The deadline for purposes of filing
Rule 1007
objections to discharge is not jurisdictional in nature and its enforcement is subject to equitable considerations.
See In re Calinoiu,
431 B.R. 121, 123 (Bankr.W.D.Pa.2010) (citing
Kontrick v. Ryan,
540 U.S. 443, 124 S.Ct. 906, 157 L.Ed.2d 867 (2004)). It would be fundamentally unfair and prejudicial to the PaLFCS if the adversary proceeding were to be dismissed under the facts presented.
In order to obtain extra time to file a complaint objecting to discharge the PaLFCS was required to file a motion to
that effect, setting forth adequate cause, prior to the expiration of the original deadline. That is exactly what the PaLFCS did and therefore it cannot be prejudiced by any alleged “error” by the Court in unilaterally granting the
Motion to Extend
in a manner that may subsequently be considered improper.
See, e.g., In re Kennerley,
995 F.2d 145, 147-48 (9th Cir.1993) (equitably extending deadline is proper where court misleads party as to deadline to object to discharge).
See also, In re J. & L. Structural,
313 B.R. 382, 386 (W.D.Pa.2004) (bankruptcy court did not abuse its discretion in denying motions to dismiss adversary proceedings on timeliness grounds after vacating previous order closing the bankruptcy case when the adversary proceedings had been timely filed before case was closed).
The effect of vacating the
Extension Order
is to return matters to the status quo at the time it was originally entered.

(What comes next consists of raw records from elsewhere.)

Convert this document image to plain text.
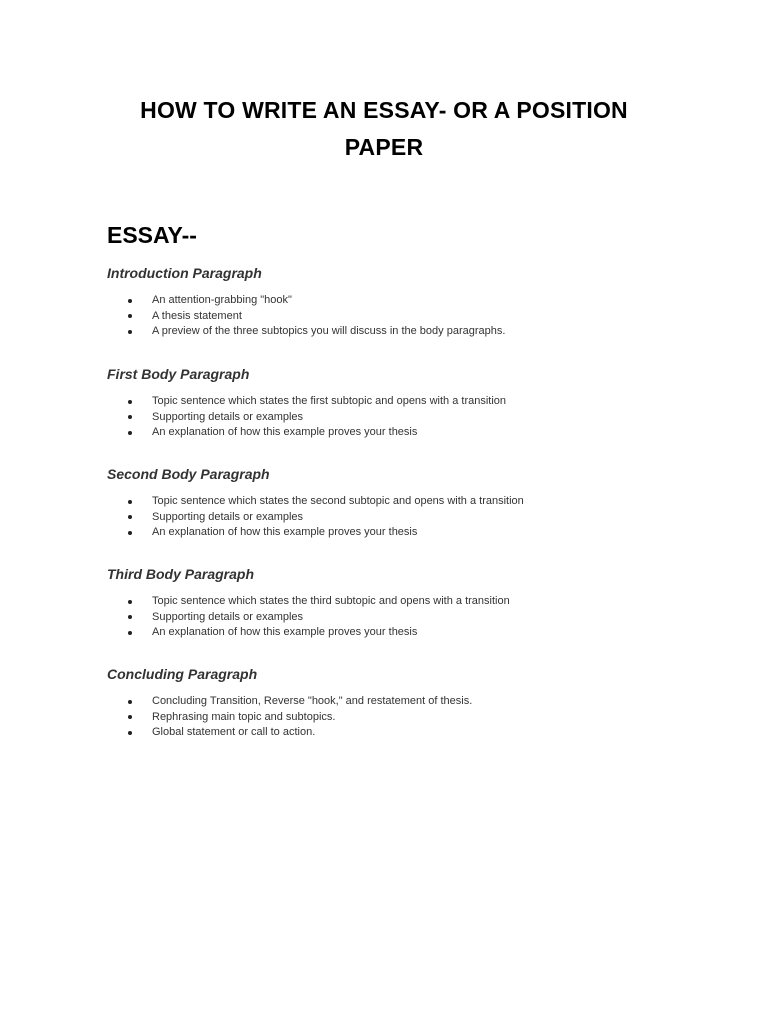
HOW TO WRITE AN ESSAY- OR A POSITION
PAPER
ESSAY--
Introduction Paragraph
An attention-grabbing "hook"
A thesis statement
A preview of the three subtopics you will discuss in the body paragraphs.
First Body Paragraph
Topic sentence which states the first subtopic and opens with a transition
Supporting details or examples
An explanation of how this example proves your thesis
Second Body Paragraph
Topic sentence which states the second subtopic and opens with a transition
Supporting details or examples
An explanation of how this example proves your thesis
Third Body Paragraph
Topic sentence which states the third subtopic and opens with a transition
Supporting details or examples
An explanation of how this example proves your thesis
Concluding Paragraph
Concluding Transition, Reverse "hook," and restatement of thesis.
Rephrasing main topic and subtopics.
Global statement or call to action.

Therefore, the timely filed
Motion to Extend
remains pending and open for decision by the Court. The Debtor will be given an opportunity to file a Response.
If relief is granted thereon, it will be done on a
nunc pro tunc
basis, allowing the adversary proceeding to continue.
AND NOW,
this
7th
day of
January, 2011,
for the reasons stated above, it is hereby
ORDERED, ADJUDGED and DECREED
that:
(1)
The Motion to Quash Order and Dismiss Complaints
[sic]
to Determine Dischargeability of Debt
filed at Document No. 12, construed as a motion pursuant to
Fed.R.Bankr.P. 9024
and
Fed.R. Civ.P. 60(b) (4),
is
GRANTED in part
and the
Extension Order
is
VACATED.
(2)
On or before January 21, 2011,
the Debtor shall file a
Response
to the
Motion to Extend.
(3)
On or before January 31, 2011,
PaLFCS shall file any
Reply
to the Response.
(4) A hearing on the
Motion to Extend
is scheduled for
February 8, 2011 at 10:00 A.M.
in the Erie Bankruptcy Courtroom, U.S. Courthouse, 17 South Park Row, Erie, Pa. 16501.